My ancient website hasn’t received much attention in a while, so I finally got back in the saddle to share another family business tale from a few years back!
I have always enjoyed working with small to medium sized businesses. Of course, most smaller businesses are family owned, and sometimes families act like….families. Yes, shocking.
What happens in many family businesses is that expectations creep into the building that will need to be managed in a sale. Sometimes, the craziest stuff surfaces at the worst possible time – when you are trying to close a sale and put cash in the bank. What should be a happy event can easily be soured by unexpected employee entitlements and expectations. Read on….
There are lots of great books on selling family businesses. These books focus on how to get your house in order – create a solid management team, implement scalable systems, protect intellectual property, and have good financial records. What many of these books don’t cover are the employee expectations that can bubble to the surface.
How Do They Get There?
Many small businesses start out by hiring “friends of the family” (ugh!). These folks tend to work and play with the founders – another ugh! When it comes time to sell the business, these friends/coworkers (I like to call them “legacy warhorses”) sometimes think they have been promised ownership or that they’ll be taken care of. Make no mistake – this translates into….
“Big check at closing!”
However, with ownership focused on getting top dollar and managing family expectations, this is often completely off the road map. Do road maps even exist any more? Sure, these expectations can be headed off by a written equity plan (options, restricted stock, even phantom equity). But in my experience, most family businesses don’t give employees much, if any, ownership. Absent a formal plan, be prepared for the hurt feelings from the grumbling warhorses.
No Good Deed Goes Unpunished
A while back, I was involved in a situation where ownership wanted to be generous and share their good fortune with employees. This was a successful second generation family business. The family created a multiple six-figure bonus pool – not too shabby. However, by the time the pool was allocated out to “X” number of employees, no one received a bonus in line with their (outsized) expectations. And certainly not multiple six figures or seven figures! This resulted in grumbling, disgust, and hurt feelings, and few were happy. Ownership would have probably been better off had they focused awards on two or three employees (or had they done nothing at all).

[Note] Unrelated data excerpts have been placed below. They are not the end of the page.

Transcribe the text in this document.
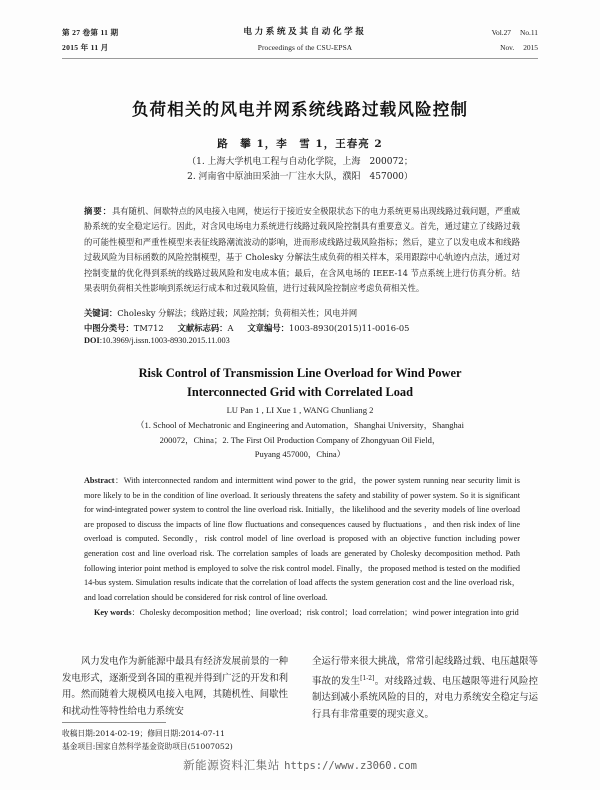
第 27 卷第 11 期
2015 年 11 月
电力系统及其自动化学报
Proceedings of the CSU-EPSA
Vol.27 No.11
Nov. 2015
负荷相关的风电并网系统线路过载风险控制
路　攀 1，李　雪 1，王春亮 2
（1. 上海大学机电工程与自动化学院，上海　200072；
2. 河南省中原油田采油一厂注水大队，濮阳　457000）
摘要：具有随机、间歇特点的风电接入电网，使运行于接近安全极限状态下的电力系统更易出现线路过载问题，严重威胁系统的安全稳定运行。因此，对含风电场电力系统进行线路过载风险控制具有重要意义。首先，通过建立了线路过载的可能性模型和严重性模型来表征线路潮流波动的影响，进而形成线路过载风险指标；然后，建立了以发电成本和线路过载风险为目标函数的风险控制模型，基于 Cholesky 分解法生成负荷的相关样本，采用跟踪中心轨迹内点法，通过对控制变量的优化得到系统的线路过载风险和发电成本值；最后，在含风电场的 IEEE-14 节点系统上进行仿真分析。结果表明负荷相关性影响到系统运行成本和过载风险值，进行过载风险控制应考虑负荷相关性。
关键词：Cholesky 分解法；线路过载；风险控制；负荷相关性；风电并网
中图分类号：TM712 文献标志码：A 文章编号：1003-8930(2015)11-0016-05
DOI:10.3969/j.issn.1003-8930.2015.11.003
Risk Control of Transmission Line Overload for Wind Power
Interconnected Grid with Correlated Load
LU Pan 1 , LI Xue 1 , WANG Chunliang 2
（1. School of Mechatronic and Engineering and Automation，Shanghai University，Shanghai
200072，China；2. The First Oil Production Company of Zhongyuan Oil Field，
Puyang 457000，China）
Abstract：With interconnected random and intermittent wind power to the grid，the power system running near security limit is more likely to be in the condition of line overload. It seriously threatens the safety and stability of power system. So it is significant for wind-integrated power system to control the line overload risk. Initially，the likelihood and the severity models of line overload are proposed to discuss the impacts of line flow fluctuations and consequences caused by fluctuations ，and then risk index of line overload is computed. Secondly，risk control model of line overload is proposed with an objective function including power generation cost and line overload risk. The correlation samples of loads are generated by Cholesky decomposition method. Path following interior point method is employed to solve the risk control model. Finally，the proposed method is tested on the modified 14-bus system. Simulation results indicate that the correlation of load affects the system generation cost and the line overload risk，and load correlation should be considered for risk control of line overload.
Key words：Cholesky decomposition method；line overload；risk control；load correlation；wind power integration into grid

风力发电作为新能源中最具有经济发展前景的一种发电形式，逐渐受到各国的重视并得到广泛的开发和利用。然而随着大规模风电接入电网，其随机性、间歇性和扰动性等特性给电力系统安

全运行带来很大挑战，常常引起线路过载、电压越限等事故的发生[1-2]。对线路过载、电压越限等进行风险控制达到减小系统风险的目的，对电力系统安全稳定与运行具有非常重要的现实意义。

收稿日期:2014-02-19；修回日期:2014-07-11
基金项目:国家自然科学基金资助项目(51007052)
新能源资料汇集站 https://www.z3060.com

This is a simple example of some of the bizarre dynamics that few family business owners want to address pro-actively. However, they crop up all too often, and they cast a dark cloud over what should be a happy time for small business founders – exiting the business to pursue new dreams.
What family business weirdness have you experienced in connection with the sale of a business?
Art Nutter says
We made a similar error during end-of-the-year bonuses. We paid all employees substantial bonuses, in some cases nearly 100% of base pay for top execs, AND took them and their spouses on a nice all-expenses-paid overseas trip. The trip was the error. The rest of the employees ran the company while the management team was absent, and they started complaining that they were doing the work while everyone else was out playing, on the company dime. That year, 2008, was the beginning of the end of that generation of employees. I ultimately had to fire them all, once they started stealing from the company.
Lynn Kehler says
Ouch….I can see how that could backfire. I recall you cleaning out the warhorses. They are organizational poison — things will never be the same for them, the old days are over, only gloom and doom moving forward. Glad you got that tidied up!